‘International Banking in the Socialist World, 1956–1970’

This paper explores the international monetary infrastructure within the Soviet sphere of influence from the point of view of socialist Poland. In light of deepening economic integration in Western Europe—supported by the European Payments Union (EPU) of 1950 and the return of West European currencies to convertibility in 1958—Polish officials argued that, to remain competitive, the socialist world needed an international payments system based on a common, fully convertible currency that could facilitate multilateral trade. To this end, they began pushing for a fundamental reform of international monetary relations between the members of the Council for Mutual Economic Assistance (CMEA). While their efforts to build such a system contributed to the introduction of the transferable ruble and the opening of the Moscow-based International Bank for Economic Cooperation (IBEC) in January 1964, their vision remained largely unrealized; the transferable ruble never developed into more than an accounting unit, and so positive balances were of little use to the countries that accrued them. Ironically, however, the IBEC soon began raising funds for its members on the fast-growing Eurodollar market; created as an institution to promote the economic integration of the socialist world, it instead became a gateway to the financial markets of the West. Polish officials had genuinely hoped to create an alternative to the US-dominated international monetary system, but the Soviet government clung to international resource allocation based on planning rather than money and therefore never threw its weight (and reserves) behind convertibility. The paper argues that the Soviet government made a strategic mistake in undermining the Polish proposal. The lack of a functioning multilateral clearing scheme, let alone currency convertibility, reduced trade among CMEA members to bilateral barter, the level of which was determined by the weaker party. Frustrated, East Europeans began reorienting their economic relationships towards the West, years before their petrodollar-fueled borrowing spree of the mid-1970s.

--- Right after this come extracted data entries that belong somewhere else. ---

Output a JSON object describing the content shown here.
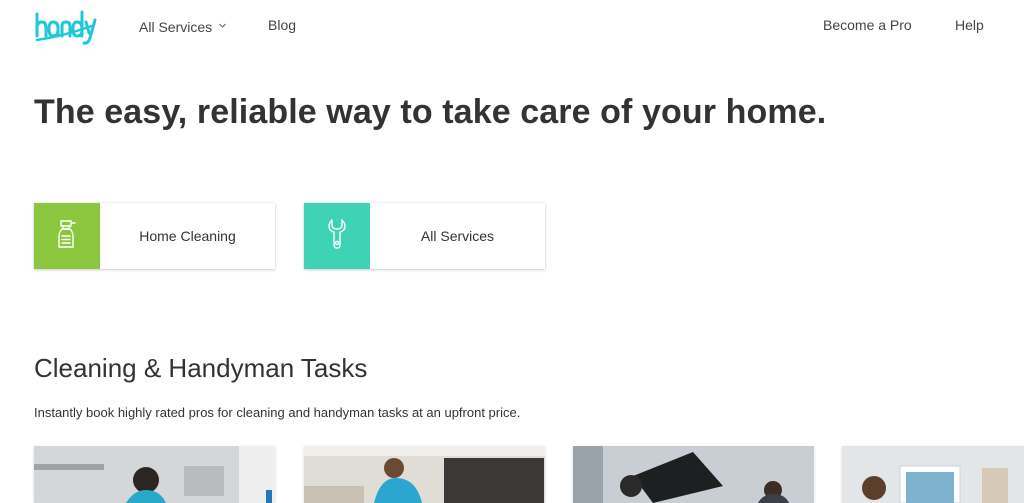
{
  "header": {
    "logo_text": "handy",
    "nav": {
      "all_services": "All Services",
      "blog": "Blog",
      "become_pro": "Become a Pro",
      "help": "Help"
    }
  },
  "hero": {
    "title": "The easy, reliable way to take care of your home."
  },
  "service_cards": [
    {
      "label": "Home Cleaning",
      "icon": "spray-bottle-icon",
      "color": "#8cc63f"
    },
    {
      "label": "All Services",
      "icon": "wrench-icon",
      "color": "#3fd3b6"
    }
  ],
  "tasks_section": {
    "title": "Cleaning & Handyman Tasks",
    "subtitle": "Instantly book highly rated pros for cleaning and handyman tasks at an upfront price."
  },
  "brand_color": "#1ec8d8"
}
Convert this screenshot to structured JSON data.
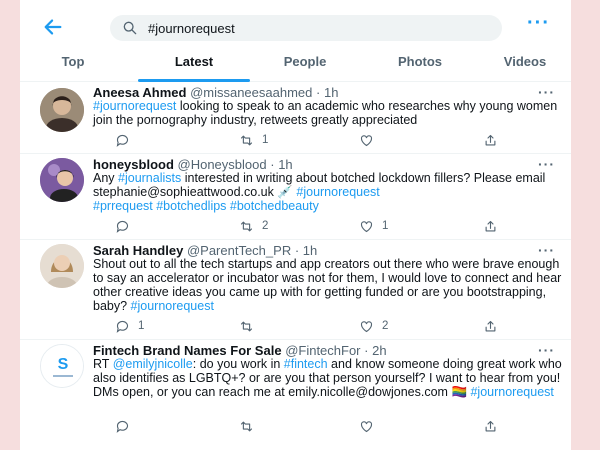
{
  "search": {
    "query": "#journorequest"
  },
  "tabs": [
    "Top",
    "Latest",
    "People",
    "Photos",
    "Videos"
  ],
  "colors": {
    "accent": "#1d9bf0",
    "muted": "#536471",
    "text": "#0f1419",
    "page_bg": "#f6dede"
  },
  "tweets": [
    {
      "name": "Aneesa Ahmed",
      "handle": "@missaneesaahmed",
      "dot": "·",
      "time": "1h",
      "tag1": "#journorequest",
      "text1": " looking to speak to an academic who researches why young women join the pornography industry, retweets greatly appreciated",
      "replies": "",
      "retweets": "1",
      "likes": ""
    },
    {
      "name": "honeysblood",
      "handle": "@Honeysblood",
      "dot": "·",
      "time": "1h",
      "pre": "Any ",
      "tag1": "#journalists",
      "text1": " interested in writing about botched lockdown fillers? Please email stephanie@sophieattwood.co.uk 💉 ",
      "tag2": "#journorequest",
      "tag3": "#prrequest #botchedlips #botchedbeauty",
      "replies": "",
      "retweets": "2",
      "likes": "1"
    },
    {
      "name": "Sarah Handley",
      "handle": "@ParentTech_PR",
      "dot": "·",
      "time": "1h",
      "text1": "Shout out to all the tech startups and app creators out there who were brave enough to say an accelerator or incubator was not for them, I would love to connect and hear other creative ideas you came up with for getting funded or are you bootstrapping, baby? ",
      "tag1": "#journorequest",
      "replies": "1",
      "retweets": "",
      "likes": "2"
    },
    {
      "name": "Fintech Brand Names For Sale",
      "handle": "@FintechFor",
      "dot": "·",
      "time": "2h",
      "pre": "RT ",
      "tag1": "@emilyjnicolle",
      "text1": ": do you work in ",
      "tag2": "#fintech",
      "text2": " and know someone doing great work who also identifies as LGBTQ+? or are you that person yourself? I want to hear from you! DMs open, or you can reach me at emily.nicolle@dowjones.com 🏳️‍🌈 ",
      "tag3": "#journorequest",
      "replies": "",
      "retweets": "",
      "likes": ""
    }
  ]
}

Lukas Dovern is a postdoctoral scholar at the University of Kiel, Germany. He received his Ph.D. in History from Stanford University in 2020. His research is broadly concerned with the impact of financial globalization on domestic and international politics in Cold War Central Europe. He is currently revising his dissertation—entitled 'Investing in Socialist Poland: A Transnational History of Finance in the Cold War, 1944-1991'—into a book manuscript.